La Justicia ordenó que se preserven los datos de la mujer que aportó el material genético. A diferencia de otros países, en Argentina hay anonimato.

La Sala V de la Cámara en lo Contencioso-administrativo Federal hizo lugar al pedido de una pareja que se sometió a procedimientos de fertilización asistida y ordenó que se preserven los datos de la donante de los óvulos que usaron para concebir a una de sus hijas, a fin de que pueda conocer su origen cuando alcance la mayoría de edad.

La pareja explicó que sus dos nenas nacieron gracias a esa técnica, pero que en caso de la menor la donación de óvulos se concretó en el Centro Especializado de Reproducción (CER), por lo que desconocen la identidad de la donante.

A diferencia de otros países, en Argentina la donación de óvulos es anónima y los centros de fertilización asistida que llevan adelantes los procedimientos no están obligados a guardar las historias de los donantes.

En primera instancia se desestimó el planteo y el a quo argumentó que no hay ninguna ley que regule el derecho a la identidad en casos como el llevado a su conocimiento.

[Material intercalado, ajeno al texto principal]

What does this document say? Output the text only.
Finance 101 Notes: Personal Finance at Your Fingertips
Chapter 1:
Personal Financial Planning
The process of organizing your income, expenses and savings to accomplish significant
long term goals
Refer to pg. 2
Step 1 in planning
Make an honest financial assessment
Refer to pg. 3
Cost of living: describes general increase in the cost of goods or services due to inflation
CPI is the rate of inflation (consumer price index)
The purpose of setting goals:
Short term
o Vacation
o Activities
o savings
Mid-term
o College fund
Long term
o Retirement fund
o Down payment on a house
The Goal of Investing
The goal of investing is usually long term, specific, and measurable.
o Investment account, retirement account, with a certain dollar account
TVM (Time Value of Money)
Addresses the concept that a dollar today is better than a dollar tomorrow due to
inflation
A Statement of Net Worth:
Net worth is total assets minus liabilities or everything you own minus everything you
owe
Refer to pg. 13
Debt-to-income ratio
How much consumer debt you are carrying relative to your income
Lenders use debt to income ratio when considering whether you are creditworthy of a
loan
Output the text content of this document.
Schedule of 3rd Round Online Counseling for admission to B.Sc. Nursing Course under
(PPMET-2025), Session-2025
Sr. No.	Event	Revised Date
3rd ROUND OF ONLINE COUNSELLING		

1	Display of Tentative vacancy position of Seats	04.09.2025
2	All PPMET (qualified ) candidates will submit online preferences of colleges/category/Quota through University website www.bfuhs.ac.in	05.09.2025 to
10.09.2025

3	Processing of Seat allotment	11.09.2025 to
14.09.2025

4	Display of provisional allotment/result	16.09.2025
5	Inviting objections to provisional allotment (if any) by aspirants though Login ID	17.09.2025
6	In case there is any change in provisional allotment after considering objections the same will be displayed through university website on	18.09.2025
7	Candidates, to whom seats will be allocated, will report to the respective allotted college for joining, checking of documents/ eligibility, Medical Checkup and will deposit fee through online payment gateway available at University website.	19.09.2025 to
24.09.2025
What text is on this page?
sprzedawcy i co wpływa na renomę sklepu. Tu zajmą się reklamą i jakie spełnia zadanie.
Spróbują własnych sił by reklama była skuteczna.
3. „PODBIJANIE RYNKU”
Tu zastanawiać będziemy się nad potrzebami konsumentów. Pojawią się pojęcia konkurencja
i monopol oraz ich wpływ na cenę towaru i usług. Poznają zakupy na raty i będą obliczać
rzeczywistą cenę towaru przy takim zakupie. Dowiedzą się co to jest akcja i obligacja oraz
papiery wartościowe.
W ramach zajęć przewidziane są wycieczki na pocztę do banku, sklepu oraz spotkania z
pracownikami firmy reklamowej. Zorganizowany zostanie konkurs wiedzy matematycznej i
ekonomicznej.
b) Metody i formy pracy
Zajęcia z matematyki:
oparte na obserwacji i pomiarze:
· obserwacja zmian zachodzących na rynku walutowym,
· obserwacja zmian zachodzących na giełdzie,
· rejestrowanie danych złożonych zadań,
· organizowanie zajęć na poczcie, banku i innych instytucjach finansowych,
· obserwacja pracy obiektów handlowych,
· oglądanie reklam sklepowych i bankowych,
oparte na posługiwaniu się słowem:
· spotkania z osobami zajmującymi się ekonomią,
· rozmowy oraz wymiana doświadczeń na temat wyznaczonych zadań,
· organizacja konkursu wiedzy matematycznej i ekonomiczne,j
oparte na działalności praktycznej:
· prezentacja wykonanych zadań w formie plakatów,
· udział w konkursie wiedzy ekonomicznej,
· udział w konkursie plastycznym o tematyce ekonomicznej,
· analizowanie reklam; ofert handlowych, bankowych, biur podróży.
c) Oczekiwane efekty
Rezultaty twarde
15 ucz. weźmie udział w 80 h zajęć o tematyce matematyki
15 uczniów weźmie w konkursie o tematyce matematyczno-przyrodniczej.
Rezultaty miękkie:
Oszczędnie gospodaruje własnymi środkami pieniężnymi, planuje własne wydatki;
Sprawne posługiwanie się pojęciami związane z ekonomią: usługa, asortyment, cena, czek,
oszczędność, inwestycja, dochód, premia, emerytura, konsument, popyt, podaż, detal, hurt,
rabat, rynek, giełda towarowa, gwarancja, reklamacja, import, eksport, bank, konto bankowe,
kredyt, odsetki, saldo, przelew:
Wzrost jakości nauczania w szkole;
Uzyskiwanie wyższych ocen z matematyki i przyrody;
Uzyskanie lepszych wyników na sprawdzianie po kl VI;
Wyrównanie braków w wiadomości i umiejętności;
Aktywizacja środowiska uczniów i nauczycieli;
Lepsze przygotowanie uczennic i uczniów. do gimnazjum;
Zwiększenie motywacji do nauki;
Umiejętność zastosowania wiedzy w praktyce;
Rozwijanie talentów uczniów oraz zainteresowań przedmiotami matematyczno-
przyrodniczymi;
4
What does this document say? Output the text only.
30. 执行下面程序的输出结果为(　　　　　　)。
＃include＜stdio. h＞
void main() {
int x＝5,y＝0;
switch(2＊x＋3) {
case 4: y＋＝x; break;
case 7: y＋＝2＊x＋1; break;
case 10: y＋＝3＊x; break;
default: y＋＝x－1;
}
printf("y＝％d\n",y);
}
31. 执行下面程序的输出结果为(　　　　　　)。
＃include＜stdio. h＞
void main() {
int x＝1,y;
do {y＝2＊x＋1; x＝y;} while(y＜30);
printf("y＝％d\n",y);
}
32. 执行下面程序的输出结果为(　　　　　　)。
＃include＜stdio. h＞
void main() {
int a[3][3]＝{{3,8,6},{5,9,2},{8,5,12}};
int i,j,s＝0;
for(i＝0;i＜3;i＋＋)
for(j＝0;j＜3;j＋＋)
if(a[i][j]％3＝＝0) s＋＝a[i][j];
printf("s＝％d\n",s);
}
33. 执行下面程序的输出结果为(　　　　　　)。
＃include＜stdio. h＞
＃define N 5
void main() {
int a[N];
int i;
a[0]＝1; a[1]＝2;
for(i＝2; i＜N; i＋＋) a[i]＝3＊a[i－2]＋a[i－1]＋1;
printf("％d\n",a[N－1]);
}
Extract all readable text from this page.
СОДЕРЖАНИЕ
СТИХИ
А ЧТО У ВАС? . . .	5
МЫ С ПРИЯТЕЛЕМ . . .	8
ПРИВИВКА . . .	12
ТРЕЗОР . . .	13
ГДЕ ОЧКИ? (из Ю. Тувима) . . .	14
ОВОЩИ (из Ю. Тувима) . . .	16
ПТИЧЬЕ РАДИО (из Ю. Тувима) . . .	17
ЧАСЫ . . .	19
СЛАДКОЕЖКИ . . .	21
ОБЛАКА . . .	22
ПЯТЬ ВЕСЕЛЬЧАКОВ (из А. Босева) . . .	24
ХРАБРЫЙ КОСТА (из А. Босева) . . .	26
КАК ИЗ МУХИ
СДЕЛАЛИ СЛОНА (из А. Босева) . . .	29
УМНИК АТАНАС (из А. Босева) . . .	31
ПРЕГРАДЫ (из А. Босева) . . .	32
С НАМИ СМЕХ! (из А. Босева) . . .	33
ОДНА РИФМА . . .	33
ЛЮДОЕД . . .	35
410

No obstante, la cámara admitió la apelación de los padres y los vocales Guillermo Treacy y Jorge Alemany dispusieron que se resguarde la información de la mujer que aportó el material genético, sea mediante el dictado de un acto administrativo de alcance particular o general, y aclararon que el Ministerio de Salud deberá disponer si sólo conservará la información del caso o si lo hará con todos.

Sin embargo, en cualesquiera de esos supuestos la información estará disponible sólo para los concebidos con las mentadas técnicas y podrá ser utilizada en las condiciones y modalidades que oportunamente establezca el Congreso al dictar la reglamentación legal correspondiente a la materia.

Al hacer su planteo ante la Justicia, el matrimonio señaló que su objetivo era que su hija y todas las personas nacidas en virtud de las técnicas de fertilización asistida con material heterólogo puedan conocer su identidad biológica. Además, subrayó que como los centros de fertilidad no tienen la obligación de conservar la información relativa a los donantes, hay riesgos concretos de que aquélla se pierda de manera definitiva.

Por su parte, en su voto, el tercer integrante de la alzada, el magistrado Pablo Gallegos Fedriani, propició que se le ordene al Poder Ejecutivo que cree un registro con la información que posean los centros de fertilidad y bancos de esperma del país legalmente habilitados respecto de los donantes de óvulos y esperma.